In a face-to-face conversation, you end up saying more in subtle gestures, tics, and shifting of pose than you do in words. Unfortunately, most of us would likely miss most of these cues.
In a face-to-face conversation, you end up saying more in subtle gestures, tics, and shifting of pose than you do in words. Unfortunately, most of us would likely miss most of these cues. Sure, we may wise up later, replaying the conversation in our heads—X did twiddle his thumbs while answering the question, Y looked away while agreeing with the boss, Z repeatedly promised he would come to the party, but kept shifting weight from one foot to the other, etc. But how many of us actually catch on while the conversation is happening? If this is the case with us humans, imagine how badly the slightly intelligent machines we have built must be failing at this. They rely on software-based voice, limited visual, textual or other modes of communication in their interaction with us, and even with facial recognition getting better and better and helping decipher a handful of human expressions, they are likely to have little clue about a human user’s actual state of mind.

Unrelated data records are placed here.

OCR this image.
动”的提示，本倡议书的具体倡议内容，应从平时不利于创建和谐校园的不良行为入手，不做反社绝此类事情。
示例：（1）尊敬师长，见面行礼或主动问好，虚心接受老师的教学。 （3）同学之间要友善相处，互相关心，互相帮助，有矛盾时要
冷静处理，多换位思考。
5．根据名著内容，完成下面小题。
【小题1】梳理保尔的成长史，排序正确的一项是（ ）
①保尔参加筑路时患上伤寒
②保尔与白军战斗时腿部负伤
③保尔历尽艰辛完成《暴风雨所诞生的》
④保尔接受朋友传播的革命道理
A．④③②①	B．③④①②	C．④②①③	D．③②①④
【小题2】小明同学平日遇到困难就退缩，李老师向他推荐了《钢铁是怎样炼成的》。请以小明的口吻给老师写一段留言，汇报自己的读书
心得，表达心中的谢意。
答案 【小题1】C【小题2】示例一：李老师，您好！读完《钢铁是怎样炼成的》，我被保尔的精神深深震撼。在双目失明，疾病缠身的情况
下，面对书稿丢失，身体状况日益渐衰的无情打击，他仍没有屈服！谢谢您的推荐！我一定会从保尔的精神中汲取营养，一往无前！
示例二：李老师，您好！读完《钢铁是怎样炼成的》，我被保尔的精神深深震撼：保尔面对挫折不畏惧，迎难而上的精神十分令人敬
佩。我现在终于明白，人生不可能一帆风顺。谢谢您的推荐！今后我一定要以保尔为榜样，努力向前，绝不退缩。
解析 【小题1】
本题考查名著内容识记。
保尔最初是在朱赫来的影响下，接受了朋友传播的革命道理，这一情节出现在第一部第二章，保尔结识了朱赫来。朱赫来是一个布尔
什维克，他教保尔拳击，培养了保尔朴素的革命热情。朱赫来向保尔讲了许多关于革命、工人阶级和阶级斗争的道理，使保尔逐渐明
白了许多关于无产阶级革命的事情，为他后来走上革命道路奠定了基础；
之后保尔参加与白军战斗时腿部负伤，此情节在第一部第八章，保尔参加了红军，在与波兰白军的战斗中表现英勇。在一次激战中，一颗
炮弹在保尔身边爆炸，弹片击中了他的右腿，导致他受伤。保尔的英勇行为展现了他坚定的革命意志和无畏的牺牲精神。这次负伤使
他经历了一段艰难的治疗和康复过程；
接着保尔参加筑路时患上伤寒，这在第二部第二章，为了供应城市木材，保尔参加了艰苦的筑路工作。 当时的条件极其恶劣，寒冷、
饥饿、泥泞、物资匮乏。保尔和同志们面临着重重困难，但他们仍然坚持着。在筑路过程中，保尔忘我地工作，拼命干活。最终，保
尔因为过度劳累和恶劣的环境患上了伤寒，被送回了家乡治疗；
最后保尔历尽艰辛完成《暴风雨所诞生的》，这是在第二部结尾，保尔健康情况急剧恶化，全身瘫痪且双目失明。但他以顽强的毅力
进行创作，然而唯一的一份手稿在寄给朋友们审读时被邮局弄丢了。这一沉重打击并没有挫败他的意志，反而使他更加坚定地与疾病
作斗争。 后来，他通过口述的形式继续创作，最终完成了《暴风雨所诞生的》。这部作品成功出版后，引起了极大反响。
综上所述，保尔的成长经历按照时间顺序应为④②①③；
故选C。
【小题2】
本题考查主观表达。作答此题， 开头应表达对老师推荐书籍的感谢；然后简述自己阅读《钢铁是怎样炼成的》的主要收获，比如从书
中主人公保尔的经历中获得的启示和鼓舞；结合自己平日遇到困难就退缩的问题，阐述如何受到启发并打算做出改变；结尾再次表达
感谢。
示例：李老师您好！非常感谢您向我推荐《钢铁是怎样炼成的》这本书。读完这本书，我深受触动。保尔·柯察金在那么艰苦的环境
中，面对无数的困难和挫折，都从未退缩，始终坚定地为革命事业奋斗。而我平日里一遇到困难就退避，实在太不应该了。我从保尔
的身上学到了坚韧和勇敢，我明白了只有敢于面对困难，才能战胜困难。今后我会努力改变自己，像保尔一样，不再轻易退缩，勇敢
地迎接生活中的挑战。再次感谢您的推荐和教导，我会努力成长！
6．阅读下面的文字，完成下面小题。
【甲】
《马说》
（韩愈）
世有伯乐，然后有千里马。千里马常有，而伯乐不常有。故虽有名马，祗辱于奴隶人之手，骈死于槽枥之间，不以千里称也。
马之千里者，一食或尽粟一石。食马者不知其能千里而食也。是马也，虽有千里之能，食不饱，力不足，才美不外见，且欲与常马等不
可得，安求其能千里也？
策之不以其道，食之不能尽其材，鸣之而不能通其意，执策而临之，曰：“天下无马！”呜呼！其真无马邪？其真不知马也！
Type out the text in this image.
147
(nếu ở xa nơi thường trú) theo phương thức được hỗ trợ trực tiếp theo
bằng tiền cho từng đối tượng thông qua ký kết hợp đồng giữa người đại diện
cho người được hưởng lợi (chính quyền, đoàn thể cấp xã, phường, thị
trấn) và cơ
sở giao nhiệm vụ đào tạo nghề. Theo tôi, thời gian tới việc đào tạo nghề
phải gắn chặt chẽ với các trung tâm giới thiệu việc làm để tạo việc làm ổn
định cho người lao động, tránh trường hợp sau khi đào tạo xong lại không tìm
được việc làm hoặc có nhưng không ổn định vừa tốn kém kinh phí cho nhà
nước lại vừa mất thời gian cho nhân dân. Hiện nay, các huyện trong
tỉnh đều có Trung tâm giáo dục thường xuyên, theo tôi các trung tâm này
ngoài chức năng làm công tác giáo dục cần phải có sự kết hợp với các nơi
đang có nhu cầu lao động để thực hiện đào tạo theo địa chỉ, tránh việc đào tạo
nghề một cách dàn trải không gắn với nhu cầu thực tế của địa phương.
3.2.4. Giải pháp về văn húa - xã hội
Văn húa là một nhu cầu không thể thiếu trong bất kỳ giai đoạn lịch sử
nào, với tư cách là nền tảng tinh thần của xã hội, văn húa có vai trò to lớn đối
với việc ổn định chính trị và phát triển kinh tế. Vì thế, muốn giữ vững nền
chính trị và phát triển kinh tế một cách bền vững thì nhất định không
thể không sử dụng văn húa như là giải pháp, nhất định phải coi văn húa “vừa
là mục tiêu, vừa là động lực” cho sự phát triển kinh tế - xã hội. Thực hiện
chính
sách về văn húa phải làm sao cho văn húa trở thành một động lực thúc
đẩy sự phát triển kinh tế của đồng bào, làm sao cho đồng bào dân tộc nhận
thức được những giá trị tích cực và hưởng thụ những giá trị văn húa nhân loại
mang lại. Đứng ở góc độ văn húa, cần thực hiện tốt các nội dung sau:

AI and intelligent robotics will increasingly become a part of daily living, and as this happens, there will be need for robots and intelligent machines to understand us, and not just our commands and instructions. Robotics researchers at the Carnegie Mellon University (CMU) have brought us closer to this. Open Pose, the new technology that they have released on Github as open source, fills the gap between plain vanilla interaction and meaningful, somewhat sensitive communication. Open Pose tracks human body language in real time and lets machines study and interpret these. Some robots today can interpret individual body poses, but this isn’t enough to understand non-verbal communication, especially for large groups.
Using computer vision and machine learning to process video frames, Open Pose tracks multiple people simultaneously. It tracks barely perceptible movement of a person’s head, facial features, torso and limbs, and even individual fingers. The CMU researchers used a dome lined with 500 cameras to capture body poses of various individuals from a wide range of angles and built a data set with the images. The images were passed through a “keypoint detector” that identified and labelled specific body parts. The detected keypoints were then projected in 3D and body-tracking algorithms were developed to understand how each pose or movement appeared from different perspectives. The system was taught to determine how, for instance, a whole hand looked when it is in a particular position, even if some fingers are not completely visible.
With the code released to the public via Github, there is bound to be a great deal of experimentation and the dataset could grow vastly. This could vastly improve the quality of human-machine interaction—it will allow machines to even understand moods and whether a human is amenable to an interruption by a machine and whatnot. If you are angry that a robot has taken your job, it might actually know whether it should avoid you or offer some well-meaning counselling!